The Black Hood: 90s Fodder

Before Impact's Black Hood #1 came out, the character built himself up a reputation as the line's Punisher by appearing in every other title, guns blazing and in full 90s regalia. Then #1 hits the stands and the Black Hood dies in his first issue. A lot of people only remember the character for that one "joke". Let me fill in the rest here.

THE BLACK HOOD
Background: The original 1940s Black Hood was your run-of-the-mill masked vigilante with a bright yellow costume and the usual familiarity with fist-fighting. I'm not sure if it was the 80s revival that included the idea that fighting for justice was a family tradition, or simply that the hood itself was passed on from person to person, but Impact certainly ran with it.

Revamp Method: Dead Man's Gun.

Why Keep the Impact Black Hood?
1. The Hood
Whatever the Black Hood wears under his neckline, the mask always looks great, especially when it does the googly eyes like that. The thing's seen better days and you get the feeling that one day, there's gonna be a character called the Black Handkerchief, but all the power comes from the Hood. It gives you enhanced strength, agility, fighting prowess and weapons savvy, BUT it also forces you to "do good", however you interpret that mission. So really, when the series is called The Black Hood, it's titled after the object, not the man.

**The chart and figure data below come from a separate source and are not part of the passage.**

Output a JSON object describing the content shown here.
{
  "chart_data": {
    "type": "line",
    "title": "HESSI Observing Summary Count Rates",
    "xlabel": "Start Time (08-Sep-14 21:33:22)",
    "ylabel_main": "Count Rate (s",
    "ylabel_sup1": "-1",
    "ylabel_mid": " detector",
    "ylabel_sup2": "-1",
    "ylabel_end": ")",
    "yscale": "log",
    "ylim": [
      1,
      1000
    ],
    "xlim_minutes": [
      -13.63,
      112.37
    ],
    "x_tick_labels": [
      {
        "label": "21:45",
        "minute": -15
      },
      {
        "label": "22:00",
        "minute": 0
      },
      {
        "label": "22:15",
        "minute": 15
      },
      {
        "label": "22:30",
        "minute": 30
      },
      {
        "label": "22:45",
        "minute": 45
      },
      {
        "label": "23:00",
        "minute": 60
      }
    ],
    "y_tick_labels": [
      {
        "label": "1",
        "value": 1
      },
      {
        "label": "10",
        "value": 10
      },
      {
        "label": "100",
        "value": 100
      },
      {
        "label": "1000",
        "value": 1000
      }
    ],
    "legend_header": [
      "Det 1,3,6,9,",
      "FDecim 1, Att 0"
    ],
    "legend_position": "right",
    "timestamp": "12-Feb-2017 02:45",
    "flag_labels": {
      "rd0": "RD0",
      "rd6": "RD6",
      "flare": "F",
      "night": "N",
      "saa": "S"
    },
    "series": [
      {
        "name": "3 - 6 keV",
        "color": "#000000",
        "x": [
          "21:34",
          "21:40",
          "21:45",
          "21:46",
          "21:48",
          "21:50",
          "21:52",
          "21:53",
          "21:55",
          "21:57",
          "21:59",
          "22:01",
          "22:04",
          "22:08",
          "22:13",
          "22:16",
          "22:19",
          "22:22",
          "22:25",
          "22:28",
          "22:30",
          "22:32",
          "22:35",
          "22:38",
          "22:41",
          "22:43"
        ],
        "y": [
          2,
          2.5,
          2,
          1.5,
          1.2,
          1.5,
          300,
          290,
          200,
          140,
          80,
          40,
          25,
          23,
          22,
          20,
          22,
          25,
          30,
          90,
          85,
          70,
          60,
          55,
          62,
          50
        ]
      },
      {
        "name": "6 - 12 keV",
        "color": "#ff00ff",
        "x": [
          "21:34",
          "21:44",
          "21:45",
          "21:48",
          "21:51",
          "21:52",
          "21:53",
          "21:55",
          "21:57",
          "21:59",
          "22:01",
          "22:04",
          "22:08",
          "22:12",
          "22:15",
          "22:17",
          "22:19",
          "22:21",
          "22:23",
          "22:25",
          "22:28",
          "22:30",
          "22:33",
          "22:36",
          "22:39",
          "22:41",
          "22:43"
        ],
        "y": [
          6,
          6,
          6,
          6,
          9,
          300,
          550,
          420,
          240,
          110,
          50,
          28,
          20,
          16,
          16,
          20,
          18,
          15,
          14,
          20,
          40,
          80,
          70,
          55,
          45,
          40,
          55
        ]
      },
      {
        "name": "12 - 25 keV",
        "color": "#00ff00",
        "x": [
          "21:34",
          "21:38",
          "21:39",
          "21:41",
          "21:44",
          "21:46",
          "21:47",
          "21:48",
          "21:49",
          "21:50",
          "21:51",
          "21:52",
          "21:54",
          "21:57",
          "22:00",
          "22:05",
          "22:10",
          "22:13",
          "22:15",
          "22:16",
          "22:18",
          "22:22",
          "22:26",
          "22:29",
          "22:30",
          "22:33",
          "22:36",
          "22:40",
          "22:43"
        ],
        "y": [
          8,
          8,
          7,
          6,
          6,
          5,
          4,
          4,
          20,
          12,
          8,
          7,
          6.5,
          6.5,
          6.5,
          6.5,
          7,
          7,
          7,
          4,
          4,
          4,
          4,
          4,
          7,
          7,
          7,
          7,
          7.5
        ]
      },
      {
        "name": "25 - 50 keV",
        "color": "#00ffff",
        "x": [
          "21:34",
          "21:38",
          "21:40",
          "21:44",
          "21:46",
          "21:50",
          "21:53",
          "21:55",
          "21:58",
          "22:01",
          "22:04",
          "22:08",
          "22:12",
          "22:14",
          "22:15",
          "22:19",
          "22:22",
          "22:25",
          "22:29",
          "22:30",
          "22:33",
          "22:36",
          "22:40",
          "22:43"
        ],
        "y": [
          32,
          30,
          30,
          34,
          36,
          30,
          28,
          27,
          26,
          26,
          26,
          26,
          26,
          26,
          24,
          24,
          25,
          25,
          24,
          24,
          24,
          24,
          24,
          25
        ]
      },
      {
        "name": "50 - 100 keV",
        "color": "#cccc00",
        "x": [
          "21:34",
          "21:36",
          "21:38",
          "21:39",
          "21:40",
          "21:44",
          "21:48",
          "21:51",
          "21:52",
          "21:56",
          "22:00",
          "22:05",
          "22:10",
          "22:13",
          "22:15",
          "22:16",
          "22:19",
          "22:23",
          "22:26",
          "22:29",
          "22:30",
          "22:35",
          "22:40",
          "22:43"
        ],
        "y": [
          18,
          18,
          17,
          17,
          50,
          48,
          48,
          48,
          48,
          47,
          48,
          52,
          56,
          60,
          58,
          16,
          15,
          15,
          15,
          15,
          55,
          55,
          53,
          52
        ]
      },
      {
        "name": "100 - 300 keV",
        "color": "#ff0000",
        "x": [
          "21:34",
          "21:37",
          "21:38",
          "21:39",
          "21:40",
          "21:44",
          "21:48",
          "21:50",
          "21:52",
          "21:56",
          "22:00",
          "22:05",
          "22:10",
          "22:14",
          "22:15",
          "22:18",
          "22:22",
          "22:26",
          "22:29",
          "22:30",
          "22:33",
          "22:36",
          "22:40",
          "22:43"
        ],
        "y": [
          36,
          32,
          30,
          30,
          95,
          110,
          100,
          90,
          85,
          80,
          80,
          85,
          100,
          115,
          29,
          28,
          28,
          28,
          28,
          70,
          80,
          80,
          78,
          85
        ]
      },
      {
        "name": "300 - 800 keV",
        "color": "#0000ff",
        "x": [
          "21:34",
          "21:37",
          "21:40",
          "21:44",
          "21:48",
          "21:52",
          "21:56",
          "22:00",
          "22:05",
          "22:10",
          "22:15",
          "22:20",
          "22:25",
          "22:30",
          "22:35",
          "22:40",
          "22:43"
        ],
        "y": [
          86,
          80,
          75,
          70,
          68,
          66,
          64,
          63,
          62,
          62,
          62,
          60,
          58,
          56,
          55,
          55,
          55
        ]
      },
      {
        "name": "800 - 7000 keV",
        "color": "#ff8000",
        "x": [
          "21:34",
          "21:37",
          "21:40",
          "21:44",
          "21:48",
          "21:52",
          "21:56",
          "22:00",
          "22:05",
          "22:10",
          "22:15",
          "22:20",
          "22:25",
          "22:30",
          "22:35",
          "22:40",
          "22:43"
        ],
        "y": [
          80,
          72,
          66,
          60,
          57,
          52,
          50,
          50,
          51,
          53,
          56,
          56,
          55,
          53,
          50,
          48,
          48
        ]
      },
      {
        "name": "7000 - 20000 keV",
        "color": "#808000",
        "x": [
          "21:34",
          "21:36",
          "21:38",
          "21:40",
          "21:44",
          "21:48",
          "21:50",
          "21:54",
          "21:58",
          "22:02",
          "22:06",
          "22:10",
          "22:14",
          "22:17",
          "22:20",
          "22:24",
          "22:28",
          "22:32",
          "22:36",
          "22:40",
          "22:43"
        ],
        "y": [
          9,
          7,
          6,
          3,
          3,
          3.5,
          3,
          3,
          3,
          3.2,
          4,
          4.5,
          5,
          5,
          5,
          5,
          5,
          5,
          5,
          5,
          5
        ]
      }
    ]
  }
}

2. The passing of the torch
The Hood is a perfect set-up for a Dead Man's Gun approach to storytelling. After all, anyone who wears it not only assumed the powers of the Black Hood, but his crimefighting goals as well. Over the course of the short series (Impact's best, I think), we see how different men handle it, each one with his own tactics and reactions. Now sure, similar "pass the buck" series haven't done so well commercially. The last Dial H for Hero series for example. But one thing Black Hood did well was to introduce a cast of characters in the first issue, and then passing the Hood among them. That way, you were always invested as a reader in whoever was the Hood's heir, and the mask could go back and forth between them.

3. Seaside City
Impact heroes were all based in smallish towns like Evergreen, Crowns Pointe and Elm Harbor, none of which would make worthy additions to the DC Universe. But Seaside City has that ring to it, and does DC currently have a casino town among its "character cities"? Seaside makes for an interesting Atlantic City stand-in and could be the Archies' way in, just as Dakota is Milestone's.

4. Hit Coffee
One of the Hoods was Horton "Hit" Coffee and he was a criminal. So how does the mask's curse affect someone on the wrong side of the law (indeed, the Punisher-Hood's killer)? Hit uses the Hood's powers to take over the criminal underworld in Seaside City, since setting himself up as crime boss would actually make things better for the town! And yet, the Hood won't allow him to commit murder, so he's keeping people alive in the basement. It was great fun seeing him look for loopholes, and indicative of the concept's potential.

Why NOT Keep the Impact Black Hood?
1. The 90s outfit
Please please please please please never take that thing out of the closet ever again.

And since there are other Archie heroes who didn't get their own series, I'll have to do one last feature with all of them in it. Tomorrow? The next day? Day after that? Oh don't you just hate the suspense?

Comments

rob! said…
yeah, that new outfit is a big N-O.
Garish, bright red costume aside, that hood itself does actually look pretty neat.
Bill D. said…
Oh, please tell me you're going to include Bob Phantom!
Anonymous said…
I only know about some of these characters from the PSAish guest spots in some Sonic the Hedgehog comics. The ones I remember off hand are the Web, Jaguar, I think the Shield, and a few others that haven't been here like Blackjack. Interesting to learn their history.
Stephen said…
that sounds awesome i wanna buy those comics
Siskoid said…
I bet they're real cheap.
Diabolu Frank said…
Black Hood's always been cool, from the unique 40's origin to Gray Morrow's early 80's work. Everything I ever heard about the !mpact Black Hood sounded good, except that it was so opposed to the "kid's line" intent of the intial offerings. Also, it didn't launch until after I'd given up on the line.
Siskoid said…
True, it tended toward PG instead of G. But then, I was 19-20 when it was being published.